Detective Robin (Elisabeth Moss of Queen of Earth) is visiting her sick mom in the New Zealand small town where she grew up. A 12-year-old girl is discovered to be pregnant then disappears, and Robin takes over the case.
The story sucked me in, and I appreciated the actors, particularly Moss and local drug lord (and missing girl’s dad) Peter Mullan and a too-rarely-seen Holly Hunter as the guru of a makeshift trailer-park of troubled women. I was hoping for a good movie given extra time to deepen and spread out, but it started to feel too television. Each episode develops the main plot a bit more, gives the main character a bit more backstory, and reveals a bit more of the town’s dark secrets. And the big hook at the beginning (pregnant child) and big reveal at the end (child-molesting club run by chief cop), along with Robin’s stories of past abuse and constant present threats and the women’s camp and whatever they’ve been through, all adds an icky air of sexual violence to the show. As the episodes progressed, I started to cynically believe that this isn’t helping anyone, just attempting to give an air of importance to an otherwise standard story, though I suppose the intent was to recognize the sexual violence present, mostly hidden, everywhere. Overall I did like it, the distinct characters in gorgeous settings, but not jonesing for season two.
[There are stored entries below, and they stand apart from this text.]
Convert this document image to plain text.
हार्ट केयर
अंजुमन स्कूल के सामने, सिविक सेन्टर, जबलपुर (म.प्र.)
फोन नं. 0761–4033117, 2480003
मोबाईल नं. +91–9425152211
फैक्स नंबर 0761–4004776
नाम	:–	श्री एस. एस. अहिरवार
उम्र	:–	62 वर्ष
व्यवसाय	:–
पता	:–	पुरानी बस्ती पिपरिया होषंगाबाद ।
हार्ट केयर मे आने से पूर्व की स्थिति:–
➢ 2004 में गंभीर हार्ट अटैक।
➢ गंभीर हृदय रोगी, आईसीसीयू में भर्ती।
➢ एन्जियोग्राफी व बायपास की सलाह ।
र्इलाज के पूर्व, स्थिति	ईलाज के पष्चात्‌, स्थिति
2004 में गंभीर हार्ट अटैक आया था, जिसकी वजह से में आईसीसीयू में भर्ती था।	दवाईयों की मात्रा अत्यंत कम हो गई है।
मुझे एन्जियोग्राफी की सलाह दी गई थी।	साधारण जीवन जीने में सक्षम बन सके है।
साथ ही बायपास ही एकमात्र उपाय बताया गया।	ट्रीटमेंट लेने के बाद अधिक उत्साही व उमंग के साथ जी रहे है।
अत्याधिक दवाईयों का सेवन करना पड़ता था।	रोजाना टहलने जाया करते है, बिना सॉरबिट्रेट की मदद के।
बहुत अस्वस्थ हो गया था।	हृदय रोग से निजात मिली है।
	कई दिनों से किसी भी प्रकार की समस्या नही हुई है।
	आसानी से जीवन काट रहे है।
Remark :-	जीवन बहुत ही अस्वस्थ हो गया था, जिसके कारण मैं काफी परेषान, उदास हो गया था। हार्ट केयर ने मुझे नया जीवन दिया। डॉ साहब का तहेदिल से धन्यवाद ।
Bonus subplots: clashes with local law enforcement, occasional stories of the women at the camp, some late revenge on one of Robin’s childhood rapists, a major on/off/again affair with her high school boyfriend (Thomas Wright of The Bridge), adventures of tight-lipped Jamie (Tui’s most trusted friend), threats of incest, a couple of deaths (most horribly Jamie’s) and a late reveal that the drug lord is Robin’s real dad.
Robin’s mom and stepdad:
Cowritten with Gerard Lee (Sweetie) and directed with Garth Davis (Lion). Same cinematographer as True Detective season one – that’s no surprise. I recently saw Peter Mullan as the evil father in Sunset Song – he’s good at being menacing. Local boss cop Al is David Wenham of Public Enemies. Moss won best actress at the golden globes and the show won best cinematography at the emmys, but Behind The Candelabra took best TV movie at both.
Sepinwall liked it:
The character work is rich and devastating, the atmosphere hypnotic, and the overall storytelling so good that even if the mysteries hadn’t been resolved, I wouldn’t have felt like my time was wasted … who done it ultimately isn’t as important as the toll the crime takes on our heroine, and on the community around her.